El personaje central de la cinta es el paisaje galés, proveedor de mitologías, y esta idealización de la tierra y del esfuerzo colectivo, del afianzamiento de la identidad y del carácter nacionalista, se convierte en una fábula social simpática e inofensiva. Hay ecos de la comedia estadunidense de los años treinta, del optimismo social de Frank Capra, por ejemplo. El conjunto de actuaciones es sobresaliente, y muy atractivo el ritmo narrativo de la cinta. Además del cura y del tabernero Morgan, hay personajes secundarios estupendos como el joven que regresa mentalmente perturbado de la guerra y cuyo involucramiento en la faena común lo rescata de la inercia.
La comparación entre hacer crecer una colina y construir una trinchera en el frente bélico es una metáfora apenas velada de un ánimo de resistencia política. Este aspecto pudo haberse desarrollado con mayor ironía y fuerza, de no estar de por medio la subtrama de una historia de amor muy convencional e inconvincente. Es probable que el propósito del director haya sido desdibujar un poco la realidad, confundirla con una mitología exaltante en rápido tránsito hacia la leyenda, y hacerlo a partir de personajes arquetípicos y entrañables.

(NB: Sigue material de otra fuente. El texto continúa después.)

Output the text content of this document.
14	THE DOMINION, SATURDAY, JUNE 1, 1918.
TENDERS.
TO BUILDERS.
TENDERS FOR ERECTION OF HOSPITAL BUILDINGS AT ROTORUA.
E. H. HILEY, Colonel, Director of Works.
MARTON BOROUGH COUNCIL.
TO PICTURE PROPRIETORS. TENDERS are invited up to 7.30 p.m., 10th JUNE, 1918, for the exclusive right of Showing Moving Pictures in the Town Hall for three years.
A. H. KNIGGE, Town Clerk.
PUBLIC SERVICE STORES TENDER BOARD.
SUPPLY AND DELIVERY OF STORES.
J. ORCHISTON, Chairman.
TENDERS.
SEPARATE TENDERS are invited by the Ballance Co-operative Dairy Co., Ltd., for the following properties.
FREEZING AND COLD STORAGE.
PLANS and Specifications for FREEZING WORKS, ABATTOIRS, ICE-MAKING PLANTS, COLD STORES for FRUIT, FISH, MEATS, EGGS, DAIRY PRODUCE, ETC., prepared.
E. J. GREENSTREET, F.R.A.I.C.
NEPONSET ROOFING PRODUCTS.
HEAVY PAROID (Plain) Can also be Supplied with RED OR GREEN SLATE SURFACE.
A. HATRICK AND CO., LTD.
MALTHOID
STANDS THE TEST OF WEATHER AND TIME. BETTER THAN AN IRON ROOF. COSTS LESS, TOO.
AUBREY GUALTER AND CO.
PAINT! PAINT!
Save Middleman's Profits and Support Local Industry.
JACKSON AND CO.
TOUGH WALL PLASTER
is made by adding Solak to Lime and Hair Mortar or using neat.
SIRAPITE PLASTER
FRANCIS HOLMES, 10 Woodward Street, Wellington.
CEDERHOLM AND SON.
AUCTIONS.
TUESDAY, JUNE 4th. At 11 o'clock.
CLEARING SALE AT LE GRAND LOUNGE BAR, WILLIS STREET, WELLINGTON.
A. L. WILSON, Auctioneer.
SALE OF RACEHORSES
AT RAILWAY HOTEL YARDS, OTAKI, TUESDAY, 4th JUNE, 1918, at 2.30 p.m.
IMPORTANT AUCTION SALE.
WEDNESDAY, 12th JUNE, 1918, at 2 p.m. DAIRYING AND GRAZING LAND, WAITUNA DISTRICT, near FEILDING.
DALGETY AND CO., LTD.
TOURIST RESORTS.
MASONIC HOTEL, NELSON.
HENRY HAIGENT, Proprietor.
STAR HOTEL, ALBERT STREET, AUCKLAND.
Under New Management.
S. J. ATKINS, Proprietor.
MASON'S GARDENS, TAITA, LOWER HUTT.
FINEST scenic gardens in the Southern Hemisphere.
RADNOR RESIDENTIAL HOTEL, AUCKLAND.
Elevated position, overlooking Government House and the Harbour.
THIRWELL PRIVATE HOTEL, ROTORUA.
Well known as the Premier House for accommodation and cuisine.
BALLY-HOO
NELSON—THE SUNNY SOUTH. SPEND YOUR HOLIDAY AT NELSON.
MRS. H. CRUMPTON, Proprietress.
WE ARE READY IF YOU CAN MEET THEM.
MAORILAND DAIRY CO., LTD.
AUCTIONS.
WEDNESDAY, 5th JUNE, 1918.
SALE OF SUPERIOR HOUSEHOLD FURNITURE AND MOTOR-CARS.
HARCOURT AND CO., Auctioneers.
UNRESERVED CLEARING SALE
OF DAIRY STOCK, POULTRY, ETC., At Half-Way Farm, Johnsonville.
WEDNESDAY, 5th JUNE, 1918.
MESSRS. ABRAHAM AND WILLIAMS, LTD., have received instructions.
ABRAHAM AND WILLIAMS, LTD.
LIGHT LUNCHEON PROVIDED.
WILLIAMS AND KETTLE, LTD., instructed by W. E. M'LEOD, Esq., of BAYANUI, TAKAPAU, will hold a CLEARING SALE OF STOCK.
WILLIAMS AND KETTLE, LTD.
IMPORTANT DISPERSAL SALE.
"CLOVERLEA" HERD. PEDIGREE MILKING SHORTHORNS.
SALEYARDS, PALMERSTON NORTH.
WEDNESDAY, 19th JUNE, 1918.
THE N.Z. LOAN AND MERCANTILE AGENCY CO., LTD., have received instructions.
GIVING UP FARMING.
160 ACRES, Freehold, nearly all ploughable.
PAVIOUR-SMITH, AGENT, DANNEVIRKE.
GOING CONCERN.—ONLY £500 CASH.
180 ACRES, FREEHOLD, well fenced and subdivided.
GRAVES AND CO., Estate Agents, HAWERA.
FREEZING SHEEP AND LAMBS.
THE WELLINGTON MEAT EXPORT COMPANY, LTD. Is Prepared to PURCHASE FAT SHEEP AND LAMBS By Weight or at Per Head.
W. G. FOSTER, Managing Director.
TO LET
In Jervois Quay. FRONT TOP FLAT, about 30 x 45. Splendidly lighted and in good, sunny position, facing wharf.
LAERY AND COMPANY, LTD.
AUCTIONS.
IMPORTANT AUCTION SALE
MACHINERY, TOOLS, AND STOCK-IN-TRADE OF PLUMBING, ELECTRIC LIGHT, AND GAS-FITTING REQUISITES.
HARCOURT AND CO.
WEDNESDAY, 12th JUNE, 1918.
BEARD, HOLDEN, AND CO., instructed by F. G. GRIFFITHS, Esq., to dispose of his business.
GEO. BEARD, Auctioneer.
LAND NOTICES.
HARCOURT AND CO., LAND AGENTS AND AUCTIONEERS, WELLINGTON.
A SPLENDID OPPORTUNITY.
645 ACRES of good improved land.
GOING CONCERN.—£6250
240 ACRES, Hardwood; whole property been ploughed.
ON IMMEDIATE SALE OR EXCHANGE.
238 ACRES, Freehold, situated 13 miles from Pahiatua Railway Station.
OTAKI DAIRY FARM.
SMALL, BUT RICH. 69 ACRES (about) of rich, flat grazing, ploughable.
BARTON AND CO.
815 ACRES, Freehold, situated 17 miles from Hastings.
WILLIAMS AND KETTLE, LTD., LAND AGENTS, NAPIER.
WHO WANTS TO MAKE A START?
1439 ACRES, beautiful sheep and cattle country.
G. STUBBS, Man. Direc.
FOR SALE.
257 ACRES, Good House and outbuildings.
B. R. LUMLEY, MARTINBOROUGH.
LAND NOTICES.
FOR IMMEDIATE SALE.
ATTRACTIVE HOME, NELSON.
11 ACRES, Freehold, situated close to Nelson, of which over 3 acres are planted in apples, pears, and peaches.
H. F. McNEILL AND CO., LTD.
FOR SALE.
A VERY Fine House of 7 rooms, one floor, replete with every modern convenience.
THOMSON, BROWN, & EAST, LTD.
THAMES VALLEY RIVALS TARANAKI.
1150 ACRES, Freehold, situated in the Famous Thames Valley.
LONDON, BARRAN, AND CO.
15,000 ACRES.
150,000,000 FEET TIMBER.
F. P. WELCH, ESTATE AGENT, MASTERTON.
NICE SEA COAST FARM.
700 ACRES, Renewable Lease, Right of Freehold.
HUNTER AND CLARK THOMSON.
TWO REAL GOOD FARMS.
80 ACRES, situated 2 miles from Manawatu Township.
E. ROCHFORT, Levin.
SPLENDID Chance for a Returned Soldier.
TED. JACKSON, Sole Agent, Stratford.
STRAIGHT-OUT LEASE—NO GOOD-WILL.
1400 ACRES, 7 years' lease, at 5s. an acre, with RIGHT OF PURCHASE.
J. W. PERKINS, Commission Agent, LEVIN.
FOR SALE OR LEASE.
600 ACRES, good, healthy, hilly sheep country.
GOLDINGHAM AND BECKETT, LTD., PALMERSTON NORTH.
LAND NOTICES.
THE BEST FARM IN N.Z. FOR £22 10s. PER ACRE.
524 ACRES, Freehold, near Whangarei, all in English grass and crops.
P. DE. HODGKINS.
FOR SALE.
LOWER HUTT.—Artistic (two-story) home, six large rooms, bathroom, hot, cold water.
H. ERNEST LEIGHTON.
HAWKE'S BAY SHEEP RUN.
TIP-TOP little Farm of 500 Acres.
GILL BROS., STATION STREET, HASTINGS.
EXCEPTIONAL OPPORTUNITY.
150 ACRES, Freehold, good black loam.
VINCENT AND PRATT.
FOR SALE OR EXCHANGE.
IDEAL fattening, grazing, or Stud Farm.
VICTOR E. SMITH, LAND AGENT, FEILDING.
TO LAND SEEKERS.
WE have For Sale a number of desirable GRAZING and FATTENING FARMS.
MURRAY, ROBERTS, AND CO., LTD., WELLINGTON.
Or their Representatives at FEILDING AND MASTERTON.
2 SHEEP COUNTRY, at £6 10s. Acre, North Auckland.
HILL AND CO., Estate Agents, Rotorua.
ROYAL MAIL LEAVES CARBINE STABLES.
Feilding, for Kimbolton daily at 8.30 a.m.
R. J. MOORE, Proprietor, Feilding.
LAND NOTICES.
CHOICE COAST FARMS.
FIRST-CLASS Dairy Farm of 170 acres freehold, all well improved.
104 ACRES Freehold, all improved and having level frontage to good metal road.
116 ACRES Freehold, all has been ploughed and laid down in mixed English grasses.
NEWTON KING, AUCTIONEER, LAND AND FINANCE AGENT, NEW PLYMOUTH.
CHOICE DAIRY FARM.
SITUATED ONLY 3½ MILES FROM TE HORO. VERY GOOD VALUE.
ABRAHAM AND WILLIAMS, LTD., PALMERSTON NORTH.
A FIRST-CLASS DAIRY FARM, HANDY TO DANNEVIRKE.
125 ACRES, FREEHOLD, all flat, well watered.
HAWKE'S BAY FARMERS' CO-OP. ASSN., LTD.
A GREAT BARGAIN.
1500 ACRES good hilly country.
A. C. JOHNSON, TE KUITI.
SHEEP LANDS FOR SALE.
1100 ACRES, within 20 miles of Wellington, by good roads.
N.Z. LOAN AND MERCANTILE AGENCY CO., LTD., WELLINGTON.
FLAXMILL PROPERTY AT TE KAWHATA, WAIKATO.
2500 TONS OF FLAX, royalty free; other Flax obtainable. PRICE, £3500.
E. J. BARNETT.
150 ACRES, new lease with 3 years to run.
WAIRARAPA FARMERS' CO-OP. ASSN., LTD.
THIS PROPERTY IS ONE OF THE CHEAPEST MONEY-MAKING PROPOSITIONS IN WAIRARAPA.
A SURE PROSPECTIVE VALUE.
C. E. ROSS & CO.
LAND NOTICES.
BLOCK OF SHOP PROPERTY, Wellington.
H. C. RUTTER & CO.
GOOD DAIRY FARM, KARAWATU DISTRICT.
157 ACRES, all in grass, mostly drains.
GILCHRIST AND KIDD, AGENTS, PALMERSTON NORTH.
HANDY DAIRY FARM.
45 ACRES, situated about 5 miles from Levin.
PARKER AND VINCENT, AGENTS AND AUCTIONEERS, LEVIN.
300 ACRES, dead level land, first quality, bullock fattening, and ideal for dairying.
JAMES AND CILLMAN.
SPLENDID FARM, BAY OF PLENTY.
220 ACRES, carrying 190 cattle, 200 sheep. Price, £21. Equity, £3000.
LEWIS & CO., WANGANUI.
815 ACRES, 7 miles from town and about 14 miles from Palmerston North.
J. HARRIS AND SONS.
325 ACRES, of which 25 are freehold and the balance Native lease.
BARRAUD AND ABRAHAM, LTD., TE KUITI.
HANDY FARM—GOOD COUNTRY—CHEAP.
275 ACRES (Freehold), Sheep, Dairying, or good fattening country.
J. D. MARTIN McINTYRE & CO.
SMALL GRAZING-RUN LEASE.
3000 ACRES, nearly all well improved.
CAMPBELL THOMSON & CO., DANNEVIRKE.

La cinta es atractiva por la novedad del tema del nacionalismo galés, lo afortunado de las caracterizaciones, el aliento lírico de ciertas escenas (la colectividad que asciende por la colina, la descripción del territorio) y por las distancias que toma el director con la vocación lacrimógena de la comedia romántica hollywoodense, tan presente en nuestra cartelera. El punto de vista de la cinta es indudablemente el del cartógrafo inglés Anson/Grant --un testigo atónito y embelesado con una dinámica popular inédita. La mirada del outsider. Una suerte de retorno a un viejo estilo de hacer y disfrutar la comedia.